LAFAYETTE, Calif. - Tonight, in the wake of a deadly school crossing incident three weeks ago, Lafayette City council will hold a special meeting to discuss and ponder safety improvements for pedestrians and cyclists.
With more people returning to work and more kids going back to classrooms, more attention has to be paid to those most vulnerable to inattentive, impolite or impaired drivers.
School crossing guard Ashley Dias was killed here September 8th when car struck him as school dismissed that day. He was lauded as a hero for pushing children, in a crosswalk, out of harms way just before he was run over.
Being a crossing guard is a dangerous job.
"I don't know what I'm gonna be like after this, but I'm alive," said Theresa Corbett, a crossing guard at Colonial Acres Elementary in the San Lorenzo School District.
Corbett says she was hit and injured on September 8th. A driver, who violated the crosswalk, struck her just after she had safely crossed some children.
Corbett has been out for three weeks getting physical therapy.
Unfortunately, she sees disrespect for crossing guards all the time, including frequent one finger salutes.
"The drivers, they don't, they're in too much of a hurry to get where they want to go. They deliberately break the rules and smile as they do it and put people in danger. A lot of the time we get a lot of mean things said to us," said Corbett.
Add in this: back to school in classrooms, relatively new after the pandemic, was suspended for a long time with most students at home.

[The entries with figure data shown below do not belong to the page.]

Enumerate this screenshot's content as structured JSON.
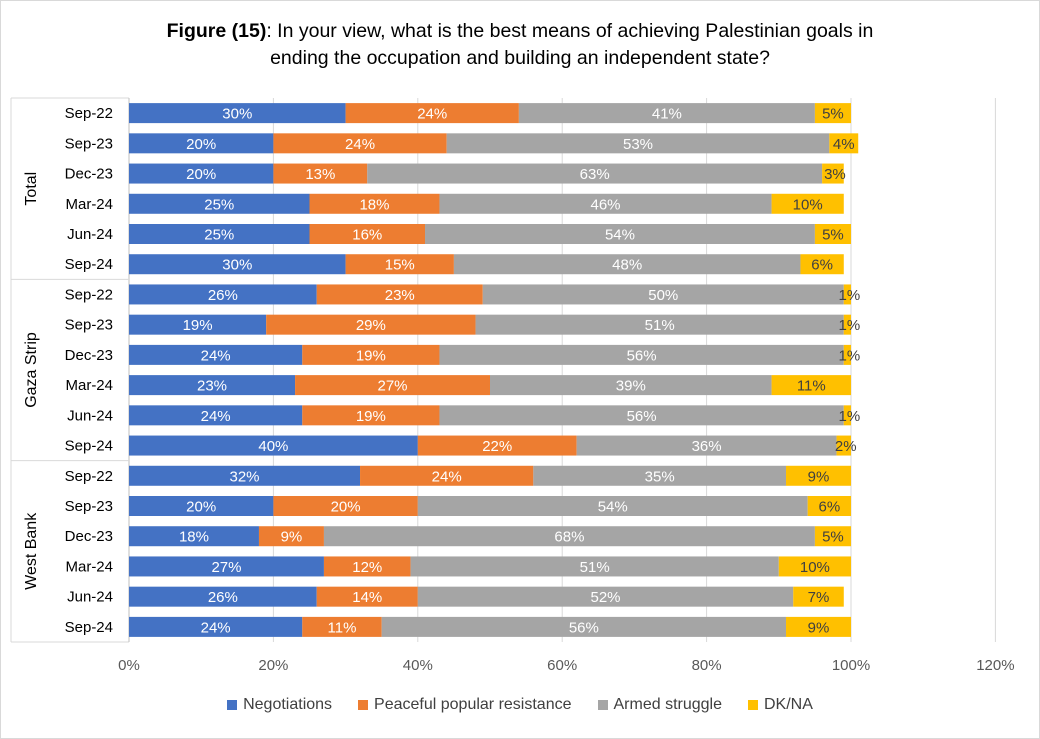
{
  "title": {
    "bold": "Figure (15)",
    "line1": ": In your view, what is the best means of achieving Palestinian goals in",
    "line2": "ending the occupation and building an independent state?"
  },
  "colors": {
    "negotiations": "#4472C4",
    "peaceful": "#ED7D31",
    "armed": "#A5A5A5",
    "dkna": "#FFC000"
  },
  "chart_data": {
    "type": "bar",
    "orientation": "horizontal",
    "stacked": true,
    "xlim": [
      0,
      120
    ],
    "x_ticks": [
      "0%",
      "20%",
      "40%",
      "60%",
      "80%",
      "100%",
      "120%"
    ],
    "groups": [
      {
        "name": "Total",
        "categories": [
          "Sep-22",
          "Sep-23",
          "Dec-23",
          "Mar-24",
          "Jun-24",
          "Sep-24"
        ],
        "values": {
          "Negotiations": [
            30,
            20,
            20,
            25,
            25,
            30
          ],
          "Peaceful popular resistance": [
            24,
            24,
            13,
            18,
            16,
            15
          ],
          "Armed struggle": [
            41,
            53,
            63,
            46,
            54,
            48
          ],
          "DK/NA": [
            5,
            4,
            3,
            10,
            5,
            6
          ]
        }
      },
      {
        "name": "Gaza Strip",
        "categories": [
          "Sep-22",
          "Sep-23",
          "Dec-23",
          "Mar-24",
          "Jun-24",
          "Sep-24"
        ],
        "values": {
          "Negotiations": [
            26,
            19,
            24,
            23,
            24,
            40
          ],
          "Peaceful popular resistance": [
            23,
            29,
            19,
            27,
            19,
            22
          ],
          "Armed struggle": [
            50,
            51,
            56,
            39,
            56,
            36
          ],
          "DK/NA": [
            1,
            1,
            1,
            11,
            1,
            2
          ]
        }
      },
      {
        "name": "West Bank",
        "categories": [
          "Sep-22",
          "Sep-23",
          "Dec-23",
          "Mar-24",
          "Jun-24",
          "Sep-24"
        ],
        "values": {
          "Negotiations": [
            32,
            20,
            18,
            27,
            26,
            24
          ],
          "Peaceful popular resistance": [
            24,
            20,
            9,
            12,
            14,
            11
          ],
          "Armed struggle": [
            35,
            54,
            68,
            51,
            52,
            56
          ],
          "DK/NA": [
            9,
            6,
            5,
            10,
            7,
            9
          ]
        }
      }
    ],
    "series": [
      {
        "name": "Negotiations",
        "color": "#4472C4"
      },
      {
        "name": "Peaceful popular resistance",
        "color": "#ED7D31"
      },
      {
        "name": "Armed struggle",
        "color": "#A5A5A5"
      },
      {
        "name": "DK/NA",
        "color": "#FFC000"
      }
    ],
    "grid": true,
    "legend_position": "bottom"
  }
}
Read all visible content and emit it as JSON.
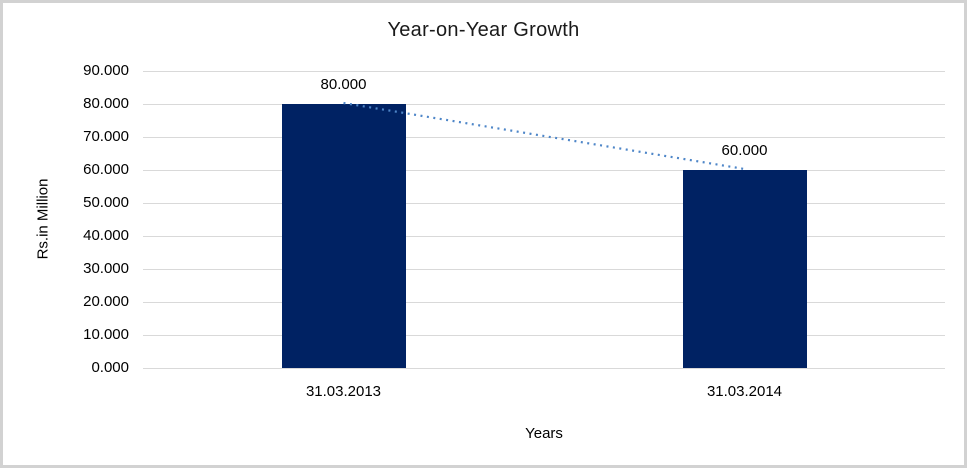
{
  "chart_data": {
    "type": "bar",
    "title": "Year-on-Year Growth",
    "categories": [
      "31.03.2013",
      "31.03.2014"
    ],
    "values": [
      80,
      60
    ],
    "data_labels": [
      "80.000",
      "60.000"
    ],
    "xlabel": "Years",
    "ylabel": "Rs.in Million",
    "ylim": [
      0,
      90
    ],
    "yticks": [
      "0.000",
      "10.000",
      "20.000",
      "30.000",
      "40.000",
      "50.000",
      "60.000",
      "70.000",
      "80.000",
      "90.000"
    ],
    "grid": true,
    "legend": false,
    "trendline": {
      "style": "dotted",
      "connects_values": [
        80,
        60
      ]
    }
  },
  "colors": {
    "bar": "#002263",
    "trendline": "#4e86c8",
    "gridline": "#d9d9d9",
    "frame_border": "#d2d2d2",
    "title_text": "#1a1a1a",
    "axis_text": "#000000"
  }
}
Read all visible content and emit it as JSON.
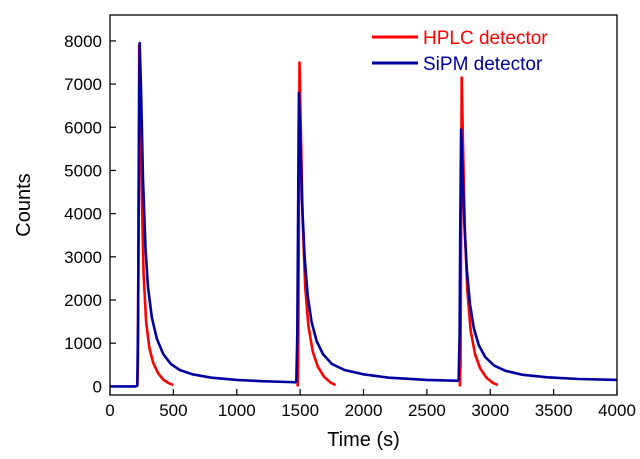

"I can honestly say the driving has, the craziness has gotten a lot worse after the pandemic. It was bad before but it had definitely increased since the pandemic," said Corbett.
Also attending tonight's Lafayette's council meeting, the City Manager, Police Chief, and engineering services manager, the Acalanes Union High School and the Lafayette School District governing boards and superintendents from both districts.